While we’re on the subject, I suppose I could touch on the possibility of encountering an alien beast, much like in the beloved film Alien. This is sensible, as an animal that evolved on some other planet would potentially predate humans given the chance, under the condition that it was chemically similar enough to digest human tissue. Sensible, then, but how likely? The simple answer is that we don’t really know, but my personal guess is that the odds are infinitesimal.
I want to start with a disclaimer that Sporkless Entertainment is committed to a policy of neutrality when it comes to personal beliefs. The views expressed herein are my own and do not necessarily reflect those of Sporkless Entertainment…blah, blah , blah. Just stay respectful and be nice to everyone, okay? I don’t want to upset anyone, but some people can get a little heated when it comes to evolution and aliens, and too often things dissolve into a mess of insults and defamatory remarks. Let’s try to get along, and keep disagreements polite. I believe in you guys.
Okay, so what’s the mainstream opinion? While there is nothing like a consensus, popular opinions often revolve around the Drake Equation, or similar calculations. Many scientists estimate that the likelihood of life developing in some form is rather high, with multicellular life being a real possibility, and maybe there could even be some aliens that resemble us. Criticism often centers around the variables of such calculations, rendering the likelihood of abiogenesis as less likely to occur, or arguing that we can’t accurately predict its likelihood. Another tack is to argue with the timeframe, and posit that such may develop significantly far into the future, but probably isn’t around yet.
I would take something of a different tack, and argue that life is unlikely to occur randomly at all. Barring panspermia, this would leave little reason to suppose alien creatures exist, or would naturally develop in the foreseeable future. A minority of scientists argue, convincingly in my opinion, that the Neo-Darwinian conception of abiogenesis is untenable. Some take the approach that the theory of evolution is incorrect entirely, but I find that to be unlikely. While macroevolution has not been proven beyond a reasonable doubt, it is, in my opinion, part of an incredibly strong theory with much supporting evidence. Instead, I tend to lend credence to platonic theories of evolution, and a natural history which does not depend upon random chance. Obviously, the idea that the universe is intelligently designed is a controversial concept, and many take to that line of theory based on some prior religious stance, but I myself simply find those scientific arguments most convincing.

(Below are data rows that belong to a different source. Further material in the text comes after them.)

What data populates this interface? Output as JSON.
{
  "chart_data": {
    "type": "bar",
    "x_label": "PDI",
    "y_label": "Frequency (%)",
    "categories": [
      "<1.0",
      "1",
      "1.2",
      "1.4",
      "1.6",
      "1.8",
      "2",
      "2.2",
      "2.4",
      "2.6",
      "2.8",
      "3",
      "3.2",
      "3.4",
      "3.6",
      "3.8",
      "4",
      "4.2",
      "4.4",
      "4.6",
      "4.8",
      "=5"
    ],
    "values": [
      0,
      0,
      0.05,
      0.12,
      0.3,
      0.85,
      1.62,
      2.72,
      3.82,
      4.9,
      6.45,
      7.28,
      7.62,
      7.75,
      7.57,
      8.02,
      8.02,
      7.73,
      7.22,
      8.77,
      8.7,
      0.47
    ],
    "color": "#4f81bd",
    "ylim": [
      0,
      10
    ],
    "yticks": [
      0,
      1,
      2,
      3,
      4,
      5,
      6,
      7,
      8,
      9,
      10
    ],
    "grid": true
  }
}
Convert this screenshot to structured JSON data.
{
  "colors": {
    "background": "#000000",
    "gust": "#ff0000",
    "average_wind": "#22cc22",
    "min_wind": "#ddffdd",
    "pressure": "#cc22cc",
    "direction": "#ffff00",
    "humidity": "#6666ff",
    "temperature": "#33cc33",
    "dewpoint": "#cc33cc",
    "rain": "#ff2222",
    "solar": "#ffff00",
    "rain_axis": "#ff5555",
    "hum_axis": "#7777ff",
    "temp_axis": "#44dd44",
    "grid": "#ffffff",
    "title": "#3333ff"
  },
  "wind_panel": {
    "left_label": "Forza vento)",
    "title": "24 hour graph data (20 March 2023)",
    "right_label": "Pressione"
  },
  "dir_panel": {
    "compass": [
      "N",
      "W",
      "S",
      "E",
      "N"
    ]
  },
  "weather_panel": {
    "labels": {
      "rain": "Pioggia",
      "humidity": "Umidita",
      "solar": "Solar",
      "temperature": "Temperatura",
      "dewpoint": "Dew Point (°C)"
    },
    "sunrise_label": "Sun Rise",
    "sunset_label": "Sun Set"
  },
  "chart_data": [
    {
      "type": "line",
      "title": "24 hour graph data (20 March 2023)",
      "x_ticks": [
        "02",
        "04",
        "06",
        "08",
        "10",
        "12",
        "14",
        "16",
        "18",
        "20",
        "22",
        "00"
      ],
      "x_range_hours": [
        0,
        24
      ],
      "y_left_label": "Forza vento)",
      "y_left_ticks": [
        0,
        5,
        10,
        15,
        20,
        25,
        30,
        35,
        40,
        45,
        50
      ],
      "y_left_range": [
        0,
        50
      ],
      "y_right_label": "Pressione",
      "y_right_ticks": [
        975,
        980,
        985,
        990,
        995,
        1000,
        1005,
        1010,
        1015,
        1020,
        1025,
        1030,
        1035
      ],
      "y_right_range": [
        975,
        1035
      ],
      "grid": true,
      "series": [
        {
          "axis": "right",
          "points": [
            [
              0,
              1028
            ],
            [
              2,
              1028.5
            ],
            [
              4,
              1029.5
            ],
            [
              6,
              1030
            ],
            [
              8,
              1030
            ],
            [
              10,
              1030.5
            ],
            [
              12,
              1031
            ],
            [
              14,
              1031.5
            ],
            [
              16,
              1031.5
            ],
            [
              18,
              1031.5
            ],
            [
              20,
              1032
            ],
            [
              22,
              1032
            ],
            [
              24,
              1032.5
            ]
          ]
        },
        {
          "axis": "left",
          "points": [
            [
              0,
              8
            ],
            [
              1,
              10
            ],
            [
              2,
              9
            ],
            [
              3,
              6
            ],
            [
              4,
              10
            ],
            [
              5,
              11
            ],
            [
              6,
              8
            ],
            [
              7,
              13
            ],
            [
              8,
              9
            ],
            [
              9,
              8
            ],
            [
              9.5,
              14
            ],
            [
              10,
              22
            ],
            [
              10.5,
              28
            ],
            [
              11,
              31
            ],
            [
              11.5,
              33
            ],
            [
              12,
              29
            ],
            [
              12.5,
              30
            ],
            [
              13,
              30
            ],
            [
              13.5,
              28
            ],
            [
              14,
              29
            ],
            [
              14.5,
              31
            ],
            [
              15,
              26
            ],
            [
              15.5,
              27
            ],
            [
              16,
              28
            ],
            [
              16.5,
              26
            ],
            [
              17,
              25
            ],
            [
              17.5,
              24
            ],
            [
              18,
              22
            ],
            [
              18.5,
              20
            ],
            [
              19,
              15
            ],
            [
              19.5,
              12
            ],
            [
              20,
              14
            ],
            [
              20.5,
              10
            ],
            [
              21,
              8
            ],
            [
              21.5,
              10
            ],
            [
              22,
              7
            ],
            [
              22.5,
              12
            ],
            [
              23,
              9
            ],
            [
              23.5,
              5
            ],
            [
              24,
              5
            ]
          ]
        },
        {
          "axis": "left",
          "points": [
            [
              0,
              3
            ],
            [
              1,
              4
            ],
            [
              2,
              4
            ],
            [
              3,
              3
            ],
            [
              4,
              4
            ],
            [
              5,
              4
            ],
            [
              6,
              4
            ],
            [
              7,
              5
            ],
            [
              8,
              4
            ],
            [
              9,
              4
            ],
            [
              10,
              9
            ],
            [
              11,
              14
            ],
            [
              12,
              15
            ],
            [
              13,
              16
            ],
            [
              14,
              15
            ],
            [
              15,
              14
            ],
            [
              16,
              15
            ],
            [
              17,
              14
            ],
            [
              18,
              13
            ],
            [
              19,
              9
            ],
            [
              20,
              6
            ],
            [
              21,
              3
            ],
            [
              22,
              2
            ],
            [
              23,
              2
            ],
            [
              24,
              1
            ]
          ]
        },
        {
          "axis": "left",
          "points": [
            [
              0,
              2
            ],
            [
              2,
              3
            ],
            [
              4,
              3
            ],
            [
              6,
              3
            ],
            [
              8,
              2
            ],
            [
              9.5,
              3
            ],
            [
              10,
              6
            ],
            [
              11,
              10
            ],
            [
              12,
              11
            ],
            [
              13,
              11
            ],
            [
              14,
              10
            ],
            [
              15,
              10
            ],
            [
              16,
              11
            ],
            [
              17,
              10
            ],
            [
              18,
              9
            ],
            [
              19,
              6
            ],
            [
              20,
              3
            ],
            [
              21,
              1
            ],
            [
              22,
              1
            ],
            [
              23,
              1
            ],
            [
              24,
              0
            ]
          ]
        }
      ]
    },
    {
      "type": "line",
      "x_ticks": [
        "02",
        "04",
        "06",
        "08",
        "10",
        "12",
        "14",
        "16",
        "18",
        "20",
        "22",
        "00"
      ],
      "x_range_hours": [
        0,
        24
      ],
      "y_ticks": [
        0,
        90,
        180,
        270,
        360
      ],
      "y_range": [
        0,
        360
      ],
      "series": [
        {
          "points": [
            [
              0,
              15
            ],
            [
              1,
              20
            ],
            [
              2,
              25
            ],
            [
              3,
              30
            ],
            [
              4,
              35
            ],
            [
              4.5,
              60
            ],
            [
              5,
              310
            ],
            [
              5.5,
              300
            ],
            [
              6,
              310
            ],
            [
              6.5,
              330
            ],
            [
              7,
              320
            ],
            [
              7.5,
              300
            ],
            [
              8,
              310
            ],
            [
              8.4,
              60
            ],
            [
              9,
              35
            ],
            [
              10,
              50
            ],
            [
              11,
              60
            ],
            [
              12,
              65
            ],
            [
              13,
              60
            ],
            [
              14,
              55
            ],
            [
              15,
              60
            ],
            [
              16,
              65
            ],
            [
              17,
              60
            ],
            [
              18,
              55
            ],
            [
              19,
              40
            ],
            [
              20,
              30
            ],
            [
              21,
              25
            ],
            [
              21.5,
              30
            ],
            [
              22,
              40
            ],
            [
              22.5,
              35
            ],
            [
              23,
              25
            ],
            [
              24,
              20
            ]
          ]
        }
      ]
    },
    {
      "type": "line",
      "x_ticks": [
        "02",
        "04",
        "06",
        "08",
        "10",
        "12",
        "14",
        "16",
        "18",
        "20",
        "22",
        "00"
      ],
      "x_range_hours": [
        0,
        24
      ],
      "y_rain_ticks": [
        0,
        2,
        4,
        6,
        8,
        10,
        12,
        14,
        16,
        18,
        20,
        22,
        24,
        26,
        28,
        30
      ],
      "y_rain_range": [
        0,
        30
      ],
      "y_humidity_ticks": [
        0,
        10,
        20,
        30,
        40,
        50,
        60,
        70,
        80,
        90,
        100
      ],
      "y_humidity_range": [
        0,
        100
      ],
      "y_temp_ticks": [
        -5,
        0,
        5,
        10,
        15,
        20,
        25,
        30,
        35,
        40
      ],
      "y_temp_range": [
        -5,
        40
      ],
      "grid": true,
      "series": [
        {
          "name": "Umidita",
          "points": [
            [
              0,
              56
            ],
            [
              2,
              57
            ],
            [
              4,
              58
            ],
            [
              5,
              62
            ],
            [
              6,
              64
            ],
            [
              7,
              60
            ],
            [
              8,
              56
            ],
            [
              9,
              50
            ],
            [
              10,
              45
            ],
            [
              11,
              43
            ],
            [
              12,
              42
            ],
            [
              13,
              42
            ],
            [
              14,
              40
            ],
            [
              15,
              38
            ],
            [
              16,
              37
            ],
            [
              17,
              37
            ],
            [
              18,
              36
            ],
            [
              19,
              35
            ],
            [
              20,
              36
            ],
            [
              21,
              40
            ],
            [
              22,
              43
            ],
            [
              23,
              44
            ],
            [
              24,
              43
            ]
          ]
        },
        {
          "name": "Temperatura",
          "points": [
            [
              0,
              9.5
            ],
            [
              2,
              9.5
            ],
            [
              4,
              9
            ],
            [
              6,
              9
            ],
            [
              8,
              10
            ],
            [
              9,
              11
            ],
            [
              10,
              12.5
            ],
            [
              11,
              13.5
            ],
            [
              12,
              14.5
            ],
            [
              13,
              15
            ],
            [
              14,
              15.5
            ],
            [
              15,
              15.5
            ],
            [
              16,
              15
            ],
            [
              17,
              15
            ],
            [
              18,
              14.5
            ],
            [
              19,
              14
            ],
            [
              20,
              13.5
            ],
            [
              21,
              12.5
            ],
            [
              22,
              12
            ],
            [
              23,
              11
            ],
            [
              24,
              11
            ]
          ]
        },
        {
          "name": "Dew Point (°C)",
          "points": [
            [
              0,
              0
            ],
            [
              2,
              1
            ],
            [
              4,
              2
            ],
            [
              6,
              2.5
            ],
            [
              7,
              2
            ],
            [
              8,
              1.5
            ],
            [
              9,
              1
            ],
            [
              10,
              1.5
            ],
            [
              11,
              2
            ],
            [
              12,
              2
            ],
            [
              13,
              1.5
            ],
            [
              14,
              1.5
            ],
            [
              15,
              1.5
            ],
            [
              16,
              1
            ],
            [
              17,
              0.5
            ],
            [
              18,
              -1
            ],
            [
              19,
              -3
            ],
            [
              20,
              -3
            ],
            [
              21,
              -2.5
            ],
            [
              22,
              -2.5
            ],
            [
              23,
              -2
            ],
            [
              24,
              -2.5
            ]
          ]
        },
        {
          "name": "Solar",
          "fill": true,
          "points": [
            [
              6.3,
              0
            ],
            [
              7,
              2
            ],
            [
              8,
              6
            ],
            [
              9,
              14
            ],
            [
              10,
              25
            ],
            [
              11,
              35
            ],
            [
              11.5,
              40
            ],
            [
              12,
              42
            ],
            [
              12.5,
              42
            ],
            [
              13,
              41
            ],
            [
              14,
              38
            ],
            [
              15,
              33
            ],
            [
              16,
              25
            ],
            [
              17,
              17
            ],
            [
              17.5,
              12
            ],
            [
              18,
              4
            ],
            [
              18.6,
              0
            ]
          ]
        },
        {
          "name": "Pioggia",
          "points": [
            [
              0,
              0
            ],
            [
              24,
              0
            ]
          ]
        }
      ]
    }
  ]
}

So, in my humble opinion, I would estimate the chances of encountering alien life to be infinitesimal, even if we did manage to work out space travel. And, for technological and practical concerns, I don’t think that’s likely to happen very soon, if ever. Unlike most people, I think that’s a good thing. I feel quite at home on this planet, and I reckon leaving it to be nothing short of hubris. Perhaps it’s just my cynical nature and paranoia, but I don’t think space travel is likely to end well.
So, for as cool as it would be to encounter xenomorphs in real life, it probably isn’t going to happen, and I feel safer for it. It’s not the alien beasts that I'm afraid of, so much as space travel itself. It’s dangerous, difficult, and likely to disrupt how our very lives and societies function, and I’m not too keen on that. And, as before, if intelligent aliens do exist, we’d best hope they mean us well, because there’s nothing we can do to stop them. It doesn’t matter if you make it back to the helicopter; they can destroy the whole planet anyway.